When you use withIngestionTime() on the pipeline, Jet won't extract the timestamp from the event, but will set it according to the local system time on the server. This way of assigning timestamps is inferior because the event isn't associated with the time at which it occurred, but at which Jet received it, causing inaccuracy in the calculations. A specifically bad problem is that, if the job restarts due to a crash, Jet must receive again some of the events it already received and processed before the crash. These events will now get different timestamps, affecting a different piece of the aggregation state.

On the other hand, this timestamping approach provides the best latency: the job will never wait for delayed items, there's no need to allow any event lag as with event-time processing.

The Improvement

We first implemented WatermarkPolicy.limitingRealTimeLag(). This policy emits a watermark that lags behind the system clock by a fixed amount. This policy doesn't depend on the events processed, it depends solely on the system clock. Currently, this policy is available only in Core API.

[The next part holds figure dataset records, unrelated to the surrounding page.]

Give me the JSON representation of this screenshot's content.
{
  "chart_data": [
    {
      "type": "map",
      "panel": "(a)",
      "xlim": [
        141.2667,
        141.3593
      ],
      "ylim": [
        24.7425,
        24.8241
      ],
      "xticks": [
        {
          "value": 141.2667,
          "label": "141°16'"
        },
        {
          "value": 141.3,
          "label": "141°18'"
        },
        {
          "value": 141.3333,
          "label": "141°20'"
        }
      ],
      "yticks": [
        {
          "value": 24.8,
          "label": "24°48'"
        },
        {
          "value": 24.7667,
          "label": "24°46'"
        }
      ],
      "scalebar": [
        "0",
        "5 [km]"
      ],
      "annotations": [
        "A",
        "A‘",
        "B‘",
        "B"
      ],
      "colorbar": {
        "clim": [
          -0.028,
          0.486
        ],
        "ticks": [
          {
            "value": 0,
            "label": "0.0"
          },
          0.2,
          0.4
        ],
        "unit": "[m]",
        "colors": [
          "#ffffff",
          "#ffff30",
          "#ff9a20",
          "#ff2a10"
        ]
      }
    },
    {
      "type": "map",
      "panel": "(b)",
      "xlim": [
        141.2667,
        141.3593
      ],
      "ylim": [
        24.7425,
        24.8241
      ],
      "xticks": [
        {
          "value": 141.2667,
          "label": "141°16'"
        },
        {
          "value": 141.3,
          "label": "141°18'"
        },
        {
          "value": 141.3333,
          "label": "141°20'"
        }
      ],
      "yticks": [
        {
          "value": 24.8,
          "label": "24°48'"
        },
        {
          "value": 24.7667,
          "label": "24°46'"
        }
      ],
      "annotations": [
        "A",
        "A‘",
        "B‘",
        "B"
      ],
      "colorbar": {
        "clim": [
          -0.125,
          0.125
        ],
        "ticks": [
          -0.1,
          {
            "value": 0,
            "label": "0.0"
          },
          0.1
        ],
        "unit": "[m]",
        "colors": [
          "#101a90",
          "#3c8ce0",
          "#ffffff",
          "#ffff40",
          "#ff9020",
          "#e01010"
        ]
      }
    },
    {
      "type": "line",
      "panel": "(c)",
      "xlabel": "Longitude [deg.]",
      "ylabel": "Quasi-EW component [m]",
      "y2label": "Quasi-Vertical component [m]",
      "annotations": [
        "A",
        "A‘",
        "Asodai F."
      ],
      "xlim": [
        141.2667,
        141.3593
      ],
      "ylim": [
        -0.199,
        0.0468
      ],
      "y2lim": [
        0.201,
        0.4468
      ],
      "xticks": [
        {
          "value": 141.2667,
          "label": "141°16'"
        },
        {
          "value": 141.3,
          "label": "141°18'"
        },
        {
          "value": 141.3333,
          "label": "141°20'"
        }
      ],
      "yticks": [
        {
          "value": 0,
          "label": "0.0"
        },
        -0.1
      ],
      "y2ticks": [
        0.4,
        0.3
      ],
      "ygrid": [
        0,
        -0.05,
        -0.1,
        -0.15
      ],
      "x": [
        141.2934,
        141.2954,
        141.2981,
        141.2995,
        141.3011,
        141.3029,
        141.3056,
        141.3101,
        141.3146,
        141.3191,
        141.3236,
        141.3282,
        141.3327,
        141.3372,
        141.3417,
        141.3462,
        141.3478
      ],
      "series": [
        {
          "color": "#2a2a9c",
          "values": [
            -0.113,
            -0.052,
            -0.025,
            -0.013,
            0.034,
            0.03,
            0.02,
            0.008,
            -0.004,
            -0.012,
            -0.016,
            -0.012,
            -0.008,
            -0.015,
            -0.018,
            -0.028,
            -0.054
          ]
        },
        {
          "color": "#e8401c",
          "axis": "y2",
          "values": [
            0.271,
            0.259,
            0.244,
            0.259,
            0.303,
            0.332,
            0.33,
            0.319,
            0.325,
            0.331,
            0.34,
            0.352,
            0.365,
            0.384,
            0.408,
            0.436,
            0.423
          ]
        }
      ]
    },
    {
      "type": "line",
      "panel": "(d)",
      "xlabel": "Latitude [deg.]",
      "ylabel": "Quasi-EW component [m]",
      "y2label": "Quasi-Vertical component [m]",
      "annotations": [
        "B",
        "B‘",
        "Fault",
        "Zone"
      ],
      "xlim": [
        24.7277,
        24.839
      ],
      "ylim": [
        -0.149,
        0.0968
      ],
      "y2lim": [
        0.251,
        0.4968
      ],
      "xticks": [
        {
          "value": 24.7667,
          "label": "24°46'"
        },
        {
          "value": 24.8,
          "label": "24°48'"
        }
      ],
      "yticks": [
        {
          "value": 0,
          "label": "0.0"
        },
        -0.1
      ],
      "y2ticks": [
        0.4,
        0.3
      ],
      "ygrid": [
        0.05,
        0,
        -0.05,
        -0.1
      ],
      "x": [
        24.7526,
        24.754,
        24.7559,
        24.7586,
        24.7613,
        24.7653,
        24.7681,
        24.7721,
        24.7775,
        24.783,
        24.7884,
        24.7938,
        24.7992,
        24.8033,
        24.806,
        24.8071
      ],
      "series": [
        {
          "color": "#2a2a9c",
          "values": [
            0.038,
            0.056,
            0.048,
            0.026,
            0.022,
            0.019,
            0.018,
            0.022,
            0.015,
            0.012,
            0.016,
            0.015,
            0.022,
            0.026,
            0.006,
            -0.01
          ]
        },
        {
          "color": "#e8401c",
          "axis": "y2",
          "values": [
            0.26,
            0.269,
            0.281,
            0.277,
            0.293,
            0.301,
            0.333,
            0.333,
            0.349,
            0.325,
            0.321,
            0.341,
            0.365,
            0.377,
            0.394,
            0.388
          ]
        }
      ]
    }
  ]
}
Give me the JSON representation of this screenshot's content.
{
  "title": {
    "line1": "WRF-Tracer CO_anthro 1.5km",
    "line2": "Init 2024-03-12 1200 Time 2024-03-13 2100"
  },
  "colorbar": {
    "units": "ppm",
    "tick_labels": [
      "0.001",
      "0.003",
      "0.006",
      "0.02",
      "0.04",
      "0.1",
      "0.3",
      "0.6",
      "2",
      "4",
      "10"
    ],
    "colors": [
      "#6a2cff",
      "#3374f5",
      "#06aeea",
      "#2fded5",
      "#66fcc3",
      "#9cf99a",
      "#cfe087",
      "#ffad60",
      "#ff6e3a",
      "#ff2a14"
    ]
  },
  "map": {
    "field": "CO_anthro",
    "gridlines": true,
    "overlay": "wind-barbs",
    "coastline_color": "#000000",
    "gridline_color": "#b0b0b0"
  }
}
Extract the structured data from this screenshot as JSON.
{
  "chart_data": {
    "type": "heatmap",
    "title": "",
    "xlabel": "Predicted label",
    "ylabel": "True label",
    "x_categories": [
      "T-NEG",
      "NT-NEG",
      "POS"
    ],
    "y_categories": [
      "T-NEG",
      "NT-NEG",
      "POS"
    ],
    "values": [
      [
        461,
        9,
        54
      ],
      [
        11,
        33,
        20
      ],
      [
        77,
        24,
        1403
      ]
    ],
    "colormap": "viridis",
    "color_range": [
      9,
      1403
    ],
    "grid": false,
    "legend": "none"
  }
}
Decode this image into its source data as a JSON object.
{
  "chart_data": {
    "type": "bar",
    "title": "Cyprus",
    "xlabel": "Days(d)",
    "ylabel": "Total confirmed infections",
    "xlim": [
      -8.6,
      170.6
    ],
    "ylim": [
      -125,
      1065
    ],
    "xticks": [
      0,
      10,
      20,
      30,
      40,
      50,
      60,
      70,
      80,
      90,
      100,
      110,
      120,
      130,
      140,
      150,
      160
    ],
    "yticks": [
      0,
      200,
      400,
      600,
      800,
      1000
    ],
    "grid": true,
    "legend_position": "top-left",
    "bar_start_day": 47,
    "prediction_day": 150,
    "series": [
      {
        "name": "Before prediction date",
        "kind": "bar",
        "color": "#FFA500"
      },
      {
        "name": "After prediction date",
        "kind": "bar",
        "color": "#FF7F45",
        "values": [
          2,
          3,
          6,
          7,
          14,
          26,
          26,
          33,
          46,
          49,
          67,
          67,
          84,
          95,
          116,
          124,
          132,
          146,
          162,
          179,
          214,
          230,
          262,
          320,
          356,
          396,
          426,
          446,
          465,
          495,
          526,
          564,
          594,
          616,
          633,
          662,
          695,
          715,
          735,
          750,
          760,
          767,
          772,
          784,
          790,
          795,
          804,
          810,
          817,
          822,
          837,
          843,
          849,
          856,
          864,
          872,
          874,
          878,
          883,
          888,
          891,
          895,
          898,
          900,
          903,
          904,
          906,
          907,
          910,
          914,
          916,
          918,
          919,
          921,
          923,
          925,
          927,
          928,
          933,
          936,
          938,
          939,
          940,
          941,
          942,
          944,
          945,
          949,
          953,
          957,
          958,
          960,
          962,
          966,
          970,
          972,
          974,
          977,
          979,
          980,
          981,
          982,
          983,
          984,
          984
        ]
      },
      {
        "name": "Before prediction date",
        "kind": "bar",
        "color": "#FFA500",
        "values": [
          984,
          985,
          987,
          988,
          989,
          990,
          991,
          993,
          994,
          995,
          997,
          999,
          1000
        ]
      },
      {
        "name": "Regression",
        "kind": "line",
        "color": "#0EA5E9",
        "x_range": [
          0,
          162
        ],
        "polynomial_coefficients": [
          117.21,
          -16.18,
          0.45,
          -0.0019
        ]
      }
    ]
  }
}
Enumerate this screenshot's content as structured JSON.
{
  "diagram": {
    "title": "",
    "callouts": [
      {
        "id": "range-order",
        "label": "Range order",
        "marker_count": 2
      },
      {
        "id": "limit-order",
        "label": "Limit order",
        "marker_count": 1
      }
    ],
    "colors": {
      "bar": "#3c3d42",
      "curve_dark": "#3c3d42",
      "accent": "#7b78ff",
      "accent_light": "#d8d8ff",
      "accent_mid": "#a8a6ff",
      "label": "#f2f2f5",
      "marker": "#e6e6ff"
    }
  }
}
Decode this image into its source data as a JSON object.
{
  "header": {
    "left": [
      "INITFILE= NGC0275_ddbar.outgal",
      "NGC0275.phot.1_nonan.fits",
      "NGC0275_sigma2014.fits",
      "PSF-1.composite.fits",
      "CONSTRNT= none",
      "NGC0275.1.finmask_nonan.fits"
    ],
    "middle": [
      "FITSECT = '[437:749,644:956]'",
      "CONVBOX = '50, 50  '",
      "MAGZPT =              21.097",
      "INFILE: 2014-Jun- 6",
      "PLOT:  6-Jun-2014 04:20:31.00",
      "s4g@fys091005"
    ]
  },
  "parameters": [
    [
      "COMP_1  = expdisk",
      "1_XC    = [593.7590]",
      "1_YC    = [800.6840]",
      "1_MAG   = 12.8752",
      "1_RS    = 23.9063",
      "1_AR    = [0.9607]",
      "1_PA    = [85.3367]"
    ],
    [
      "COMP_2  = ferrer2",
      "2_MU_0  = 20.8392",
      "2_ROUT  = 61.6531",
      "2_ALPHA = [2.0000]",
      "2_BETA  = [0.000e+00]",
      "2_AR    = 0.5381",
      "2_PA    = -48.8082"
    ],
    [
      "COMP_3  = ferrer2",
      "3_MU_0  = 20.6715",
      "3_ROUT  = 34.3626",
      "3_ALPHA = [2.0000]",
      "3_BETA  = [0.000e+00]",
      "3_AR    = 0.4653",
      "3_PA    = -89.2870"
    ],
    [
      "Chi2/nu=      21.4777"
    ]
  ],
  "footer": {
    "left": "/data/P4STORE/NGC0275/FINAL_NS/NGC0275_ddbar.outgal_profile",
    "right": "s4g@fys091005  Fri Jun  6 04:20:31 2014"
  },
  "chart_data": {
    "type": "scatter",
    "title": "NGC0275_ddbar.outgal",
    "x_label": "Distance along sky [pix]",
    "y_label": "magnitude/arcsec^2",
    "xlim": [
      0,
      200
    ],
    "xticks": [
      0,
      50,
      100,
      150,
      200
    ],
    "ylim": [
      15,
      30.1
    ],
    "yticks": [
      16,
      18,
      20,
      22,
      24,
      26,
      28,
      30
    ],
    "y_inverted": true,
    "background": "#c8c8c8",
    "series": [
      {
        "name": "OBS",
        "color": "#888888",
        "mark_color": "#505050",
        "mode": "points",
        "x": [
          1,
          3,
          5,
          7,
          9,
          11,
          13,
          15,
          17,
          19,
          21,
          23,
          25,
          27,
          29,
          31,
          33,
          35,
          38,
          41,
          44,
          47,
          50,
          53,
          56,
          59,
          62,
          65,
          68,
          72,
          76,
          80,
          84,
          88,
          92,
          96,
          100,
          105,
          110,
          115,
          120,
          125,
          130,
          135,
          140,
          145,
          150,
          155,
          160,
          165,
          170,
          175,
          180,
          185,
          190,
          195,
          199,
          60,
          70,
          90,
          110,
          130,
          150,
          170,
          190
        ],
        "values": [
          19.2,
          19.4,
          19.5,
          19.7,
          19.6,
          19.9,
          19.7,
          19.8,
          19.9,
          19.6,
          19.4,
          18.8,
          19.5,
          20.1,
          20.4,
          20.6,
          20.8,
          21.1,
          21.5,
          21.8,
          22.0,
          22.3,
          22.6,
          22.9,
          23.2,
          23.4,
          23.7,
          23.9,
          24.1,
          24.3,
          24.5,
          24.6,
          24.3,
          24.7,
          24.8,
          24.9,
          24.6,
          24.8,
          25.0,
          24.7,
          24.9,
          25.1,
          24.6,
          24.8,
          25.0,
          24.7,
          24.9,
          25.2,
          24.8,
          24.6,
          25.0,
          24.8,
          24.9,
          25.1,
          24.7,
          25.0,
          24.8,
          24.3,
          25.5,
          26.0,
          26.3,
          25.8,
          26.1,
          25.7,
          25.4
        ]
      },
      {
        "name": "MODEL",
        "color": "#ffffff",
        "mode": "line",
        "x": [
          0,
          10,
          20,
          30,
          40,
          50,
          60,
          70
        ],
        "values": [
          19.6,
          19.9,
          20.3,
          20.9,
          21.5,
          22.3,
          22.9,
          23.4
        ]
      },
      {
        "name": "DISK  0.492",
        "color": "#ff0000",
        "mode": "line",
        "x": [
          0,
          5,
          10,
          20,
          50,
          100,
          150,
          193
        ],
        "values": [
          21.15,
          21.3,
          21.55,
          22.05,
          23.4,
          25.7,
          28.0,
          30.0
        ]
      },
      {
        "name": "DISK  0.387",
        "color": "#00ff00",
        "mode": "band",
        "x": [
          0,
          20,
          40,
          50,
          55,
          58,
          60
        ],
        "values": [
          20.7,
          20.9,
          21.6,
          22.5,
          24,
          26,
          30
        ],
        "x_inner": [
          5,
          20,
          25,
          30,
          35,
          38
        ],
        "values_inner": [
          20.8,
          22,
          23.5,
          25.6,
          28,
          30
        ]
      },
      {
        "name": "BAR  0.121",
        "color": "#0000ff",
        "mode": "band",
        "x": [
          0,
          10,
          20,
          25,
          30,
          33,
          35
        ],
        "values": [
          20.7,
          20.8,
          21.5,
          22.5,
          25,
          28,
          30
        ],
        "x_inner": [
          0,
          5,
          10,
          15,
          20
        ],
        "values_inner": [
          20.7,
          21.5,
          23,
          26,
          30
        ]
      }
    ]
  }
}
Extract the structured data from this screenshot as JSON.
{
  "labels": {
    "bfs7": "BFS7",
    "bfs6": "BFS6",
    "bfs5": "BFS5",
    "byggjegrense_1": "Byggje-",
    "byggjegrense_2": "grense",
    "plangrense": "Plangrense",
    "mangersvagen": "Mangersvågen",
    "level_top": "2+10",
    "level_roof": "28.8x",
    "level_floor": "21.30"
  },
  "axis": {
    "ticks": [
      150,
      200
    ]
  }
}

Second, we made StreamSourceStage.withIngestionTimestamps() use this policy with zero lag. We can do this because the events are assigned with system time and we're sure that there will never be an event with an older timestamp.

Further work is to allow the use of real-time watermarks in Pipeline API even for event-time processing: this will solve the sparse events issue and will give fixed latency relative to the real time, but in case the job is down for more than the real time lag, some events will be dropped as late.